Situé au sud-est de la ville et s’étendant sur un espace de 21 hectares, Port-Marianne est avant tout le fruit de la volonté politique d’un homme, figure de la cité, Georges Frêche. Son souhait : que Montpellier rejoigne enfin la mer. Seule agglomération de cette envergure qui ne soit pas structurée autour d’un cours d’eau, Montpellier la Surdouée était retranchée dans ses garrigues, trop loin de la Méditerranée. Sur le papier, le projet aurait pu faire des envieux : déplacer le centre-ville de Montpellier de l’Ecusson aux bords du Lez de Port-Marianne, transformer le bassin Jacques Cœur en port de plaisance, rejoindre la Méditerranée, faire de Montpellier une ville sur le modèle antique de Rome ou d’Athènes… Mais le projet a pris l’eau. Par tous les bords. A Port-Marianne, de port il n’y aura. Reste un Hôtel de ville signé Jean Nouvel, à la modernité insolente. Et un quartier en pleine expansion, qui peine à trouver ses marques.

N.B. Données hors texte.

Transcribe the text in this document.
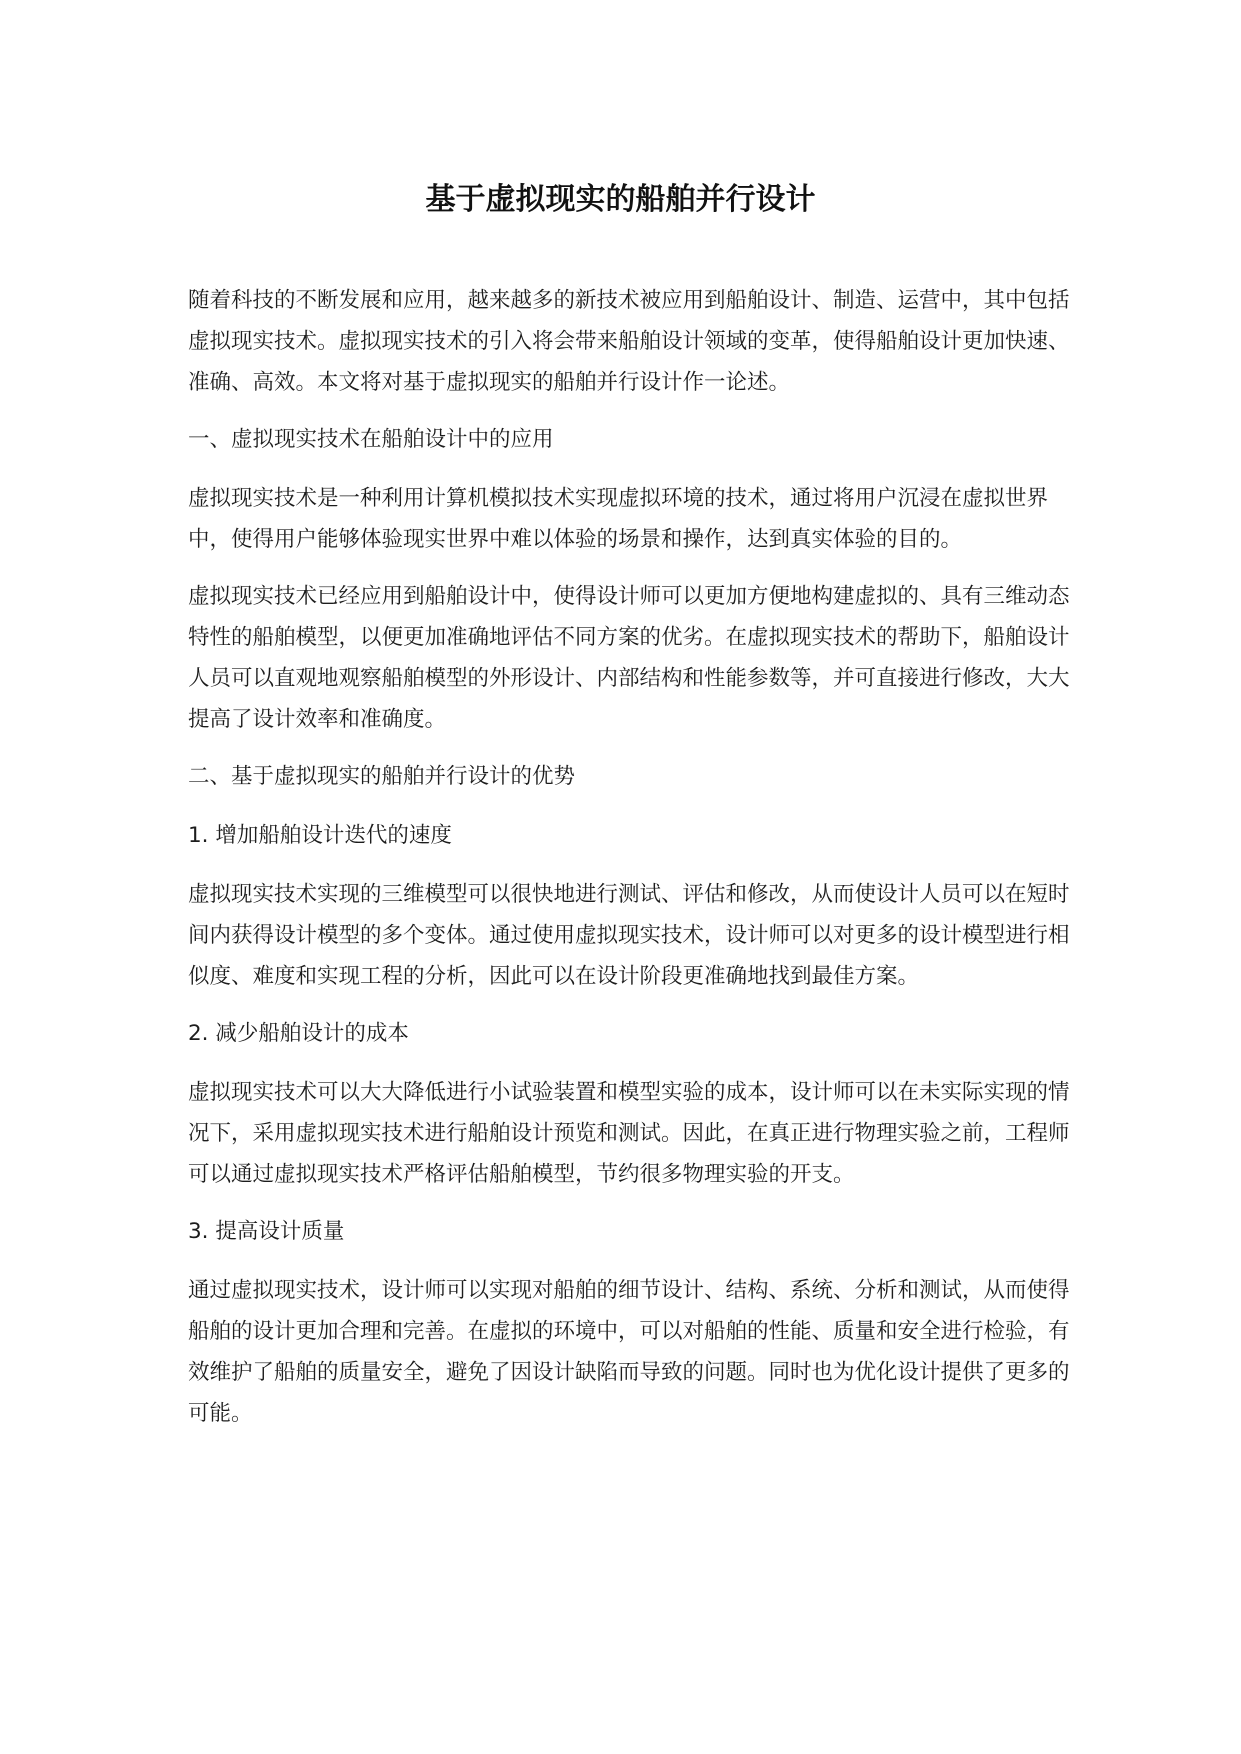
基于虚拟现实的船舶并行设计

随着科技的不断发展和应用，越来越多的新技术被应用到船舶设计、制造、运营中，其中包括虚拟现实技术。虚拟现实技术的引入将会带来船舶设计领域的变革，使得船舶设计更加快速、准确、高效。本文将对基于虚拟现实的船舶并行设计作一论述。

一、虚拟现实技术在船舶设计中的应用

虚拟现实技术是一种利用计算机模拟技术实现虚拟环境的技术，通过将用户沉浸在虚拟世界中，使得用户能够体验现实世界中难以体验的场景和操作，达到真实体验的目的。

虚拟现实技术已经应用到船舶设计中，使得设计师可以更加方便地构建虚拟的、具有三维动态特性的船舶模型，以便更加准确地评估不同方案的优劣。在虚拟现实技术的帮助下，船舶设计人员可以直观地观察船舶模型的外形设计、内部结构和性能参数等，并可直接进行修改，大大提高了设计效率和准确度。

二、基于虚拟现实的船舶并行设计的优势

1. 增加船舶设计迭代的速度

虚拟现实技术实现的三维模型可以很快地进行测试、评估和修改，从而使设计人员可以在短时间内获得设计模型的多个变体。通过使用虚拟现实技术，设计师可以对更多的设计模型进行相似度、难度和实现工程的分析，因此可以在设计阶段更准确地找到最佳方案。

2. 减少船舶设计的成本

虚拟现实技术可以大大降低进行小试验装置和模型实验的成本，设计师可以在未实际实现的情况下，采用虚拟现实技术进行船舶设计预览和测试。因此，在真正进行物理实验之前，工程师可以通过虚拟现实技术严格评估船舶模型，节约很多物理实验的开支。

3. 提高设计质量

通过虚拟现实技术，设计师可以实现对船舶的细节设计、结构、系统、分析和测试，从而使得船舶的设计更加合理和完善。在虚拟的环境中，可以对船舶的性能、质量和安全进行检验，有效维护了船舶的质量安全，避免了因设计缺陷而导致的问题。同时也为优化设计提供了更多的可能。
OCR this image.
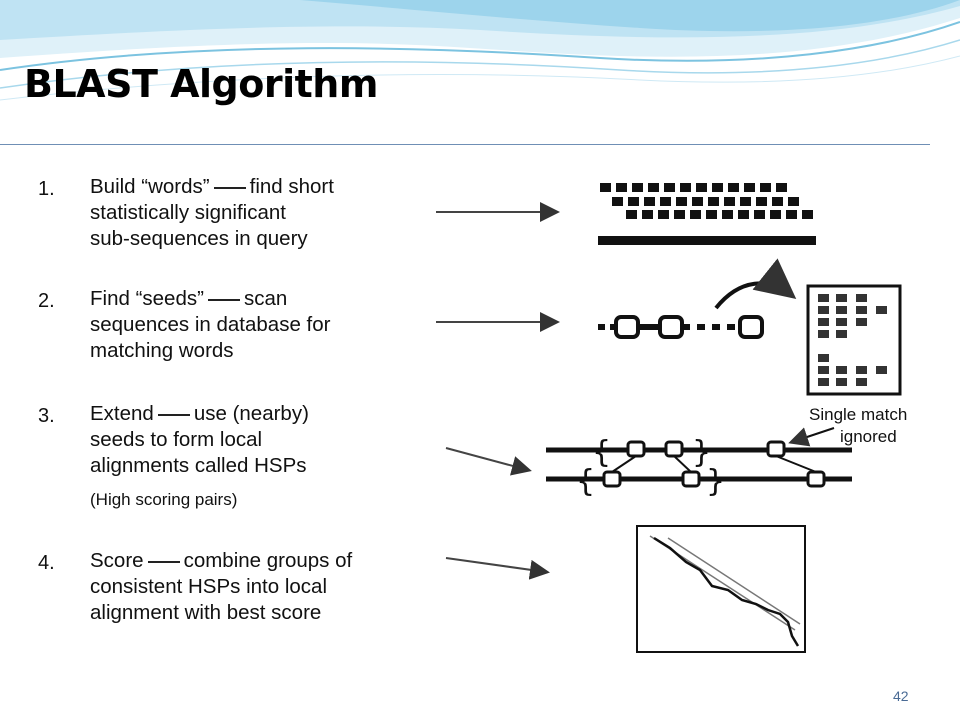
BLAST Algorithm
1. Build “words” find short
statistically significant
sub-sequences in query
2. Find “seeds” scan
sequences in database for
matching words
3. Extend use (nearby)
seeds to form local
alignments called HSPs
(High scoring pairs)
4. Score combine groups of
consistent HSPs into local
alignment with best score
{	}
{	}
Single match
ignored
42
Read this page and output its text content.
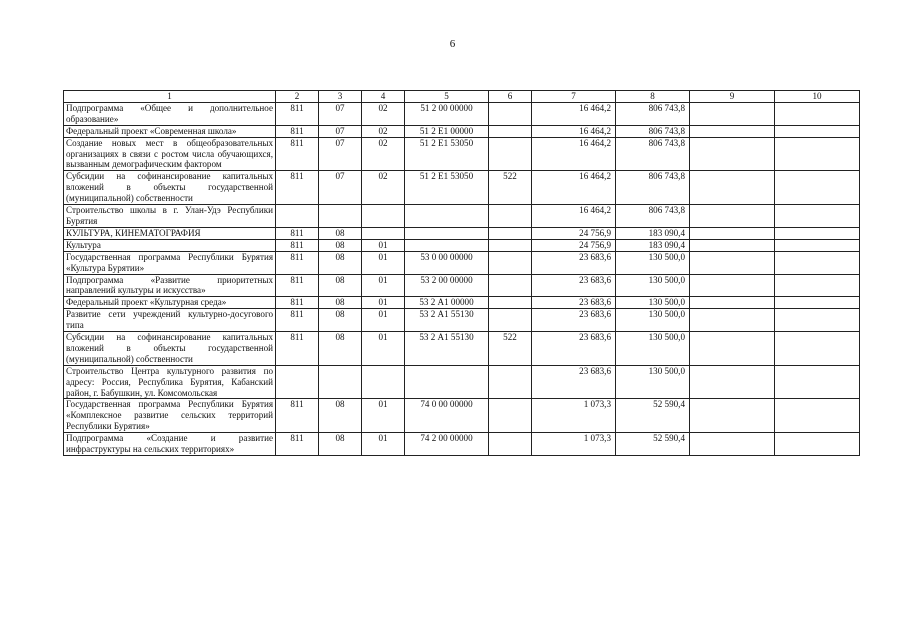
6
1	2	3	4	5	6	7	8	9	10
Подпрограмма «Общее и дополнительное образование»	811	07	02	51 2 00 00000		16 464,2	806 743,8		
Федеральный проект «Современная школа»	811	07	02	51 2 Е1 00000		16 464,2	806 743,8		
Создание новых мест в общеобразовательных организациях в связи с ростом числа обучающихся, вызванным демографическим фактором	811	07	02	51 2 Е1 53050		16 464,2	806 743,8		
Субсидии на софинансирование капитальных вложений в объекты государственной (муниципальной) собственности	811	07	02	51 2 Е1 53050	522	16 464,2	806 743,8		
Строительство школы в г. Улан-Удэ Республики Бурятия						16 464,2	806 743,8		
КУЛЬТУРА, КИНЕМАТОГРАФИЯ	811	08				24 756,9	183 090,4		
Культура	811	08	01			24 756,9	183 090,4		
Государственная программа Республики Бурятия «Культура Бурятии»	811	08	01	53 0 00 00000		23 683,6	130 500,0		
Подпрограмма «Развитие приоритетных направлений культуры и искусства»	811	08	01	53 2 00 00000		23 683,6	130 500,0		
Федеральный проект «Культурная среда»	811	08	01	53 2 А1 00000		23 683,6	130 500,0		
Развитие сети учреждений культурно-досугового типа	811	08	01	53 2 А1 55130		23 683,6	130 500,0		
Субсидии на софинансирование капитальных вложений в объекты государственной (муниципальной) собственности	811	08	01	53 2 А1 55130	522	23 683,6	130 500,0		
Строительство Центра культурного развития по адресу: Россия, Республика Бурятия, Кабанский район, г. Бабушкин, ул. Комсомольская						23 683,6	130 500,0		
Государственная программа Республики Бурятия «Комплексное развитие сельских территорий Республики Бурятия»	811	08	01	74 0 00 00000		1 073,3	52 590,4		
Подпрограмма «Создание и развитие инфраструктуры на сельских территориях»	811	08	01	74 2 00 00000		1 073,3	52 590,4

Port-Marianne : de la zone maraîchère à la centrale photovoltaïque
Le projet urbanistique de Port-Marianne était aussi novateur que pharaonique. Déménager les institutions (Conseil régional et Mairie) pour déplacer le centre-ville, ça ne s’était jamais vu en France. Installé place Francis-Ponge près du Polygone depuis les années 70, l’ancien Hôtel de ville du maire UDF François Delmas manquait de praticité, la municipalité étant contrainte d’utiliser une vingtaine de sites dispersés dans la ville ainsi que neuf mairies annexes pour des services déconcentrés. Une désorganisation qui pouvait agacer. En 2011, la mairie est donc transférée dans un nouvel Hôtel de ville, pour la modique somme de 116 millions d’euros, et regroupe désormais la plupart des services municipaux.
Que d’évolutions entre le nouvel Hôtel de ville de l’architecte du même nom (Jean Nouvel) et l’originelle zone maraîchère de Port-Marianne ! Difficile d’imaginer aujourd’hui les logements précaires pour les Harkis en lieu et place de la nouvelle Mairie ou un stade, pendant les années 80, à l’emplacement actuel de Richter. Un quartier que Frêche avait déjà voulu agrandir en forçant la main au président de l’Université de Montpellier 1, confortablement installée à Louis Blanc. Malheureusement pour lui, seules l’UFR des sciences économiques et d’AES viendront prendre place sur le campus de Richter. Mais, désormais, le quartier est tout ce qu’il y a de plus moderne, en témoignent le bâtiment de l’Hôtel de ville, durable et contemporain, et sa centrale photovoltaïque de production d’électricité sur 1 400 m2, l’une des plus importantes en France.
Un quartier écologique, pas toujours des plus pratiques
Traversé par la Lironde, Port-Marianne s’inscrit dans la continuité des quartiers Jacques Cœur, Parc Marianne et Rive Gauche. Moderne, il se veut forcément écolo. Le rôle des transports en commun y est primordial. Les lignes 1, 3 et 4 auront tôt fait de vous amener au centre commercial d’Odysseum, en centre-ville et même, longeant l’avenue de la Mer, aux zones commerciales de Lattes ou à la plage. Le quartier veut mettre en œuvre tous les principes de développement durable pour devenir un véritable éco-quartier. La priorité a donc été logiquement donnée aux modes de transports doux : piétons et vélos sont rois.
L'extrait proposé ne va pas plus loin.